Search code examples
c#.netalgorithmextreme-optimization

What does WeightedStandardDeviation (in the ExtremeOptimization library) actually *do*?


The Extreme Optimization .NET math and statistics library offers a function called WeightedStandardDeviation, for which the documentation states:

Returns the mean of the variable with observations weighted by the specified vector.

This is clearly (erroneously) copied and pasted from the documentation for the related WeightedMean method. No additional details are provided regarding the actual algorithm.

I cannot find any evidence that there is a standard definition for a weighted standard deviation. This Math.SE answer indicates that there are in fact multiple candidate definitions.


As a concrete example, I'm seeing a pretty weird answer when I actually try to use the method.

Given the following values and weights:

values = [28, 29, 30, 31, 32, 33, ]
weights = [0.00588121386769639, 0.107841991196409, 0.374376106764772, 0.388925647336988, 0.116838473897444, 0.00613656693669066, ]

I get:

WeightedStandardDeviation(values, weights) == 58926371.6549313

This is obviously absurd; no definition of weighted standard deviation should be orders of magnitude greater than the total range encompassed by the sample values.

The Math.SE answer above cites this paper, which offers several candidate definitions for a weighted standard deviation. Using the first definition, I calculated a weighted SD of about 0.1285.

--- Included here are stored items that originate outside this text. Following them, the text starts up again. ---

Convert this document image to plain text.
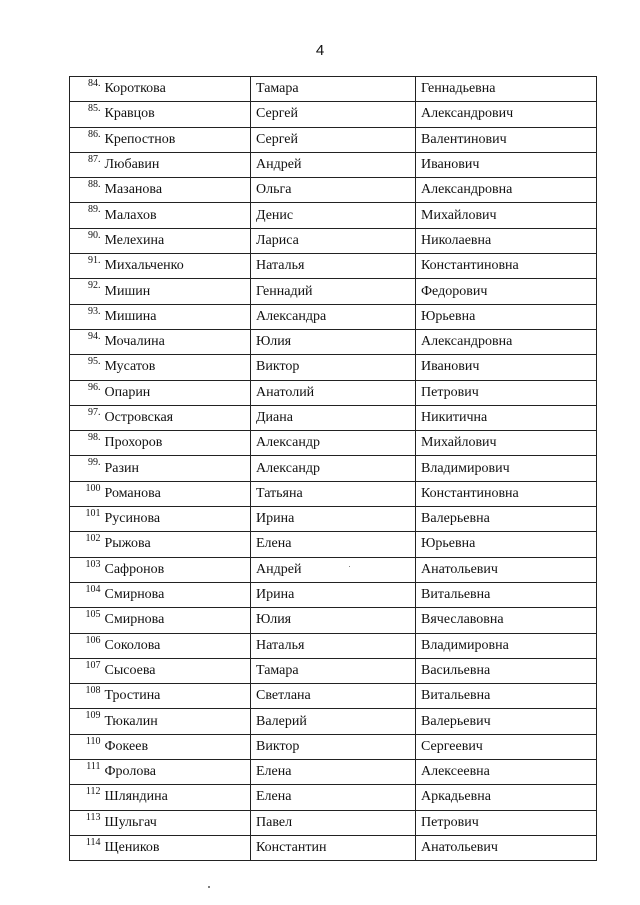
4
84.	Короткова	Тамара	Геннадьевна
85.	Кравцов	Сергей	Александрович
86.	Крепостнов	Сергей	Валентинович
87.	Любавин	Андрей	Иванович
88.	Мазанова	Ольга	Александровна
89.	Малахов	Денис	Михайлович
90.	Мелехина	Лариса	Николаевна
91.	Михальченко	Наталья	Константиновна
92.	Мишин	Геннадий	Федорович
93.	Мишина	Александра	Юрьевна
94.	Мочалина	Юлия	Александровна
95.	Мусатов	Виктор	Иванович
96.	Опарин	Анатолий	Петрович
97.	Островская	Диана	Никитична
98.	Прохоров	Александр	Михайлович
99.	Разин	Александр	Владимирович
100	Романова	Татьяна	Константиновна
101	Русинова	Ирина	Валерьевна
102	Рыжова	Елена	Юрьевна
103	Сафронов	Андрей	Анатольевич
104	Смирнова	Ирина	Витальевна
105	Смирнова	Юлия	Вячеславовна
106	Соколова	Наталья	Владимировна
107	Сысоева	Тамара	Васильевна
108	Тростина	Светлана	Витальевна
109	Тюкалин	Валерий	Валерьевич
110	Фокеев	Виктор	Сергеевич
111	Фролова	Елена	Алексеевна
112	Шляндина	Елена	Аркадьевна
113	Шульгач	Павел	Петрович
114	Щеников	Константин	Анатольевич
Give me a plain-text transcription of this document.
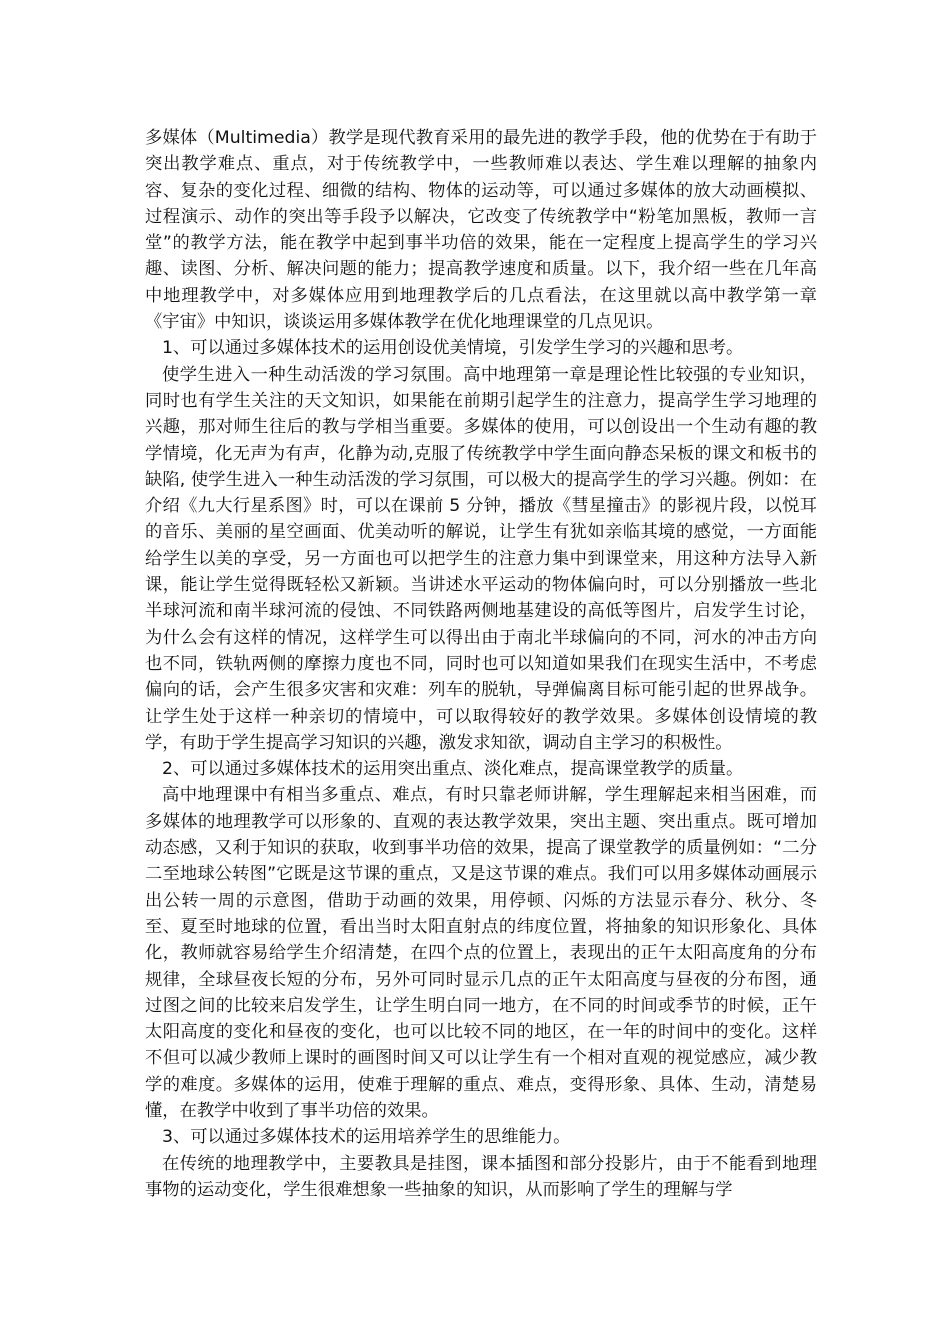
多媒体（Multimedia）教学是现代教育采用的最先进的教学手段，他的优势在于有助于突出教学难点、重点，对于传统教学中，一些教师难以表达、学生难以理解的抽象内容、复杂的变化过程、细微的结构、物体的运动等，可以通过多媒体的放大动画模拟、过程演示、动作的突出等手段予以解决，它改变了传统教学中“粉笔加黑板，教师一言堂”的教学方法，能在教学中起到事半功倍的效果，能在一定程度上提高学生的学习兴趣、读图、分析、解决问题的能力；提高教学速度和质量。以下，我介绍一些在几年高中地理教学中，对多媒体应用到地理教学后的几点看法，在这里就以高中教学第一章《宇宙》中知识，谈谈运用多媒体教学在优化地理课堂的几点见识。

1、可以通过多媒体技术的运用创设优美情境，引发学生学习的兴趣和思考。

使学生进入一种生动活泼的学习氛围。高中地理第一章是理论性比较强的专业知识，同时也有学生关注的天文知识，如果能在前期引起学生的注意力，提高学生学习地理的兴趣，那对师生往后的教与学相当重要。多媒体的使用，可以创设出一个生动有趣的教学情境，化无声为有声，化静为动,克服了传统教学中学生面向静态呆板的课文和板书的缺陷, 使学生进入一种生动活泼的学习氛围，可以极大的提高学生的学习兴趣。例如：在介绍《九大行星系图》时，可以在课前 5 分钟，播放《彗星撞击》的影视片段，以悦耳的音乐、美丽的星空画面、优美动听的解说，让学生有犹如亲临其境的感觉，一方面能给学生以美的享受，另一方面也可以把学生的注意力集中到课堂来，用这种方法导入新课，能让学生觉得既轻松又新颖。当讲述水平运动的物体偏向时，可以分别播放一些北半球河流和南半球河流的侵蚀、不同铁路两侧地基建设的高低等图片，启发学生讨论，为什么会有这样的情况，这样学生可以得出由于南北半球偏向的不同，河水的冲击方向也不同，铁轨两侧的摩擦力度也不同，同时也可以知道如果我们在现实生活中，不考虑偏向的话，会产生很多灾害和灾难：列车的脱轨，导弹偏离目标可能引起的世界战争。让学生处于这样一种亲切的情境中，可以取得较好的教学效果。多媒体创设情境的教学，有助于学生提高学习知识的兴趣，激发求知欲，调动自主学习的积极性。

2、可以通过多媒体技术的运用突出重点、淡化难点，提高课堂教学的质量。

高中地理课中有相当多重点、难点，有时只靠老师讲解，学生理解起来相当困难，而多媒体的地理教学可以形象的、直观的表达教学效果，突出主题、突出重点。既可增加动态感，又利于知识的获取，收到事半功倍的效果，提高了课堂教学的质量例如：“二分二至地球公转图”它既是这节课的重点，又是这节课的难点。我们可以用多媒体动画展示出公转一周的示意图，借助于动画的效果，用停顿、闪烁的方法显示春分、秋分、冬至、夏至时地球的位置，看出当时太阳直射点的纬度位置，将抽象的知识形象化、具体化，教师就容易给学生介绍清楚，在四个点的位置上，表现出的正午太阳高度角的分布规律，全球昼夜长短的分布，另外可同时显示几点的正午太阳高度与昼夜的分布图，通过图之间的比较来启发学生，让学生明白同一地方，在不同的时间或季节的时候，正午太阳高度的变化和昼夜的变化，也可以比较不同的地区，在一年的时间中的变化。这样不但可以减少教师上课时的画图时间又可以让学生有一个相对直观的视觉感应，减少教学的难度。多媒体的运用，使难于理解的重点、难点，变得形象、具体、生动，清楚易懂，在教学中收到了事半功倍的效果。

3、可以通过多媒体技术的运用培养学生的思维能力。

在传统的地理教学中，主要教具是挂图，课本插图和部分投影片，由于不能看到地理事物的运动变化，学生很难想象一些抽象的知识，从而影响了学生的理解与学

I also tried just multiplying each weight by 2^16 and rounding to the nearest integer, and treating these as "counts" for a normal (unweighted) standard deviation calculation. I obtained a value of about 0.878 this way.

So the WeightedStandardDeviation method appears to be doing something pretty different from either of these, and, moreover, something completely bizarre and obviously incorrect. Does anyone know what the actual algorithm is and/or what it's supposed to be?


Solution

  • I asked the ExtremeOptimization support team about this, and received an answer.

    The algorithm

    The algorithm comes from this paper, which provides a definition of "weighted variance" in section 5. The WeightedStandardDeviation function returns the square root of this weighted variance.

    The bug

    The behavior I noted above regarding huge output values (and probably NaN as well) was due to a bug; from the email I received:

    We found that the calculation for double contains a typo: the central sum of squares is divided by (W-1) instead of W. This would result in extremely large (or infinite) values in your example.

    This will be fixed in an update that will be released 24 April 2017.